How, I want to ask here, may contemporary Christian thought respond to such a proposal? Christians have previously been taught that humanity is not just one species of life among others. We are uniquely created in God’s image, called to be stewards of creation, but endowed with freedom to do wrong as well as right. To save life on earth, including human life, we need to pull away from our wasteful abuse and follow our true calling to care for the nonhuman natural world. We need to get rid of our sins, not ourselves.
Kirsch’s book provokes us to think anew about humanity’s place in nature. In addition to contemplating the antihumanist solution, the author considers another way of “revolting” against humanity: contemporary transhumanism. Current scientific developments in the fields of biochemistry, robotics, nanotechnology, information science, artificial intelligence, evolutionary biology, and neuroscience seem to promise unprecedented new offshoots of humanity. Perhaps we don’t need to get rid of human beings; perhaps it is enough to transform them into more durable and portable vessels of rationality, the kind of creatures who do not depend on a planet we may have damaged beyond repair.
First, though, let’s consider the antihumanists. As a Christian theologian with a long interest in science and theology, what strikes me most about the antihumanist recommendations is their avoidance of a cosmological point of view. Their ideas are narrowly earth-centered, biological, and geological. After Einstein, scientifically educated people must acknowledge that the journey of life on earth is part of a much longer epic, that of a whole universe coming into being. The four-billion-year-long journey of life and the much shorter period of human existence are part of an immensely long, and still unfinished, cosmic drama. The universe is an epic of awakening whose massive spatial and temporal dimensions we began to learn about only in the past century. After Einstein, I suggest, the antihumanists should reexamine their schemes by taking a more panoramic, cosmic point of view. What would they see?

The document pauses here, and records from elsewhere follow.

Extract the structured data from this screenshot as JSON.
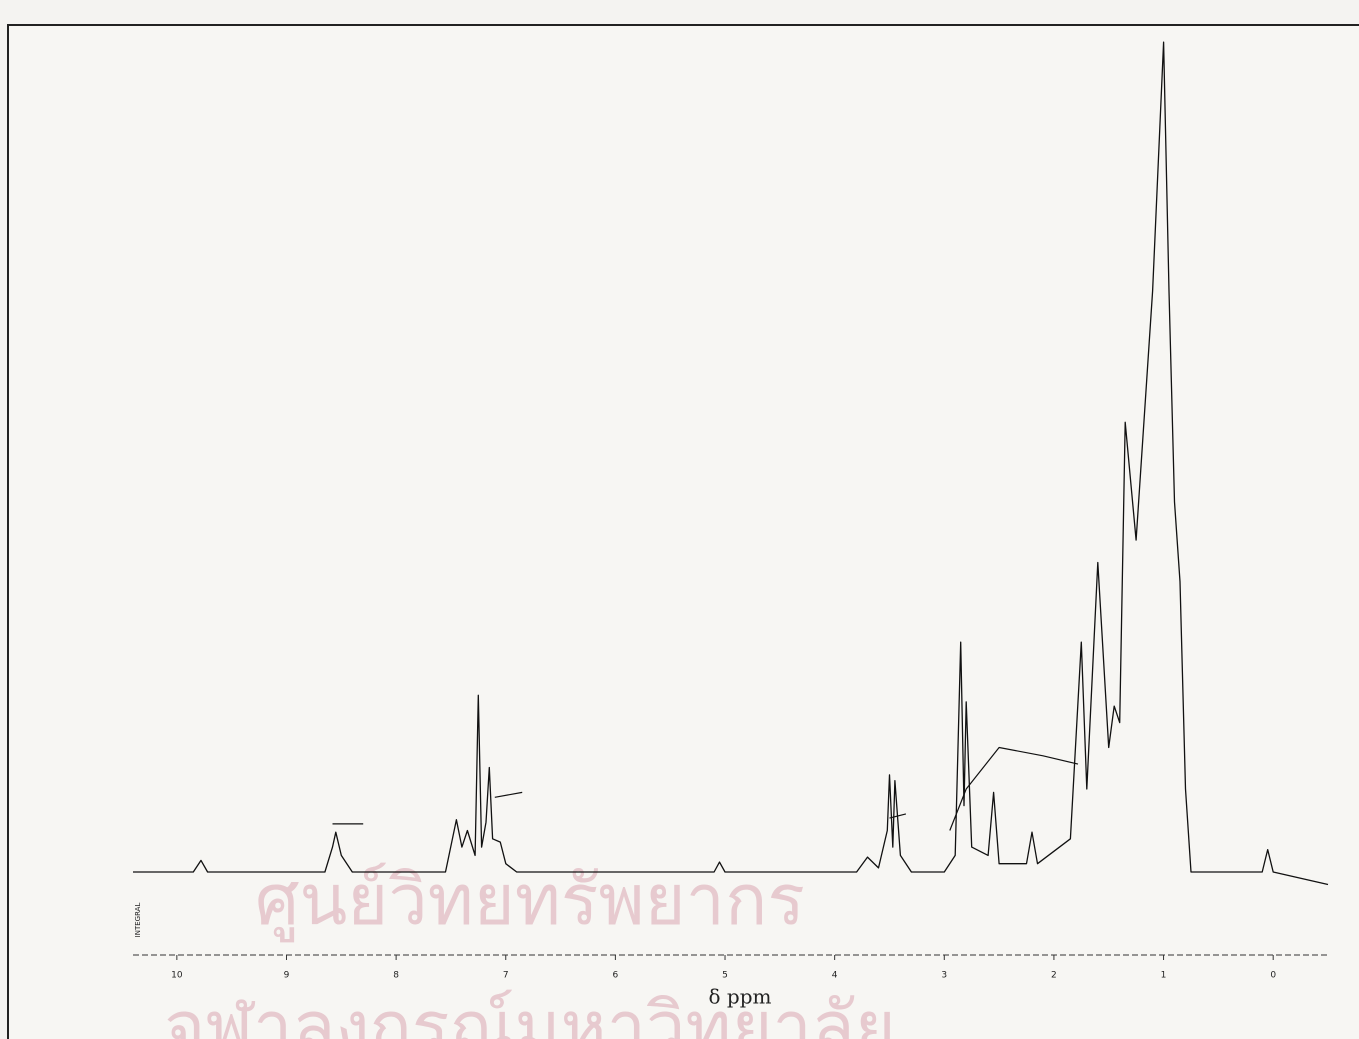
{
  "chart_data": {
    "type": "line",
    "x_label": "δ ppm",
    "side_label": "INTEGRAL",
    "watermark": [
      "ศูนย์วิทยทรัพยากร",
      "จุฬาลงกรณ์มหาวิทยาลัย"
    ],
    "x": [
      10.4,
      9.85,
      9.78,
      9.72,
      8.65,
      8.58,
      8.55,
      8.5,
      8.4,
      7.55,
      7.45,
      7.4,
      7.35,
      7.28,
      7.25,
      7.22,
      7.18,
      7.15,
      7.12,
      7.05,
      7.0,
      6.9,
      5.1,
      5.05,
      5.0,
      3.8,
      3.7,
      3.6,
      3.52,
      3.5,
      3.47,
      3.45,
      3.4,
      3.3,
      3.0,
      2.9,
      2.85,
      2.82,
      2.8,
      2.75,
      2.6,
      2.55,
      2.5,
      2.25,
      2.2,
      2.15,
      1.85,
      1.75,
      1.7,
      1.6,
      1.5,
      1.45,
      1.4,
      1.35,
      1.25,
      1.1,
      1.0,
      0.95,
      0.9,
      0.85,
      0.8,
      0.75,
      0.1,
      0.05,
      0.0,
      -0.5
    ],
    "values": [
      0,
      0,
      1.4,
      0,
      0,
      3,
      4.8,
      2,
      0,
      0,
      6.3,
      3,
      5,
      2,
      21.3,
      3,
      6,
      12.6,
      4,
      3.6,
      1,
      0,
      0,
      1.2,
      0,
      0,
      1.8,
      0.5,
      5,
      11.7,
      3,
      11,
      2,
      0,
      0,
      2,
      27.7,
      8,
      20.5,
      3,
      2,
      9.6,
      1,
      1,
      4.8,
      1,
      4,
      27.7,
      10,
      37.3,
      15,
      20,
      18,
      54.2,
      40,
      70,
      100,
      70,
      44.6,
      35,
      10,
      0,
      0,
      2.7,
      0,
      -1.5
    ],
    "color": "#111111",
    "integral": {
      "x": [
        8.58,
        8.3,
        8.0,
        7.1,
        6.85,
        6.0,
        3.5,
        3.35,
        3.2,
        2.95,
        2.8,
        2.5,
        2.1,
        1.78
      ],
      "values": [
        5.8,
        5.8,
        null,
        9,
        9.6,
        null,
        6.5,
        7,
        null,
        5,
        10,
        15,
        14,
        13
      ]
    },
    "xlim": [
      10.4,
      -0.5
    ],
    "ylim": [
      -10,
      104
    ],
    "xticks": [
      10,
      9,
      8,
      7,
      6,
      5,
      4,
      3,
      2,
      1,
      0
    ]
  }
}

The new scientific story of cosmic awakening tells us that after ten billion years, matter became complex enough that what we call life began to stir on at least one planet in our average-sized galaxy. With the arrival of life, the universe—at least on earth—began playing host to something unprecedented: the interior experience of organisms striving and struggling. Starting around 541 million years ago the embers of life on earth billowed into increasingly more complex organisms, some of them eventually endowed with sentience, subjectivity, and ever wider patterns of awareness. With each new advance in life’s complexity, the element of striving and struggling intensified. So did the prospect of failure and tragedy. The universe had become dramatic.
Then, with the more recent arrival of humans, the universe gave birth to “thought.” A conscious and self-reflective species came into cosmic history (starting around three hundred thousand years ago on earth) and began hunting large animals and taking over local environments—all in what Charles Darwin called the struggle for existence. Endowed with the capacity to see, understand, seek truth, and aspire to goodness and beauty, this thinking species has also damaged, wasted, and destroyed life along the way.
So yes, our human presence here has been problematic. By welcoming the extinction of our species, however, antihumanists are not simply offering a strange new solution to ecological calamity. They are also severing thought from the long cosmic drama of awakening life, a remarkable story to which their own ethical sensibility is also contributing. In the phenomenon of thought and moral aspiration, something of undeniable value has come into the universe. The discovery of deep time—in which we learn that evolution’s most precious outcomes take millions and even billions of years—is one of the great achievements of scientific thought. But for many thoughtful people today, including Kirsch’s antihumanists, deep time is a vast emptiness. For them, the improbable arrival of self-conscious minds in cosmic history is a lonely blossoming in a desert, soon to be blown away. The universe does not really need to carry the disruptive burden of thought any longer. Let it go, and everything may improve.
The antihumanist intuition that life and the universe will be better off without us is not entirely new. It can claim the backing of ancient and modern myths according to which our most distinctive traits—self-awareness and the capacity to reason—have never fully belonged to the cosmos anyway. It may be seen as no great loss to the universe, then, if the thinking species just vanishes for good.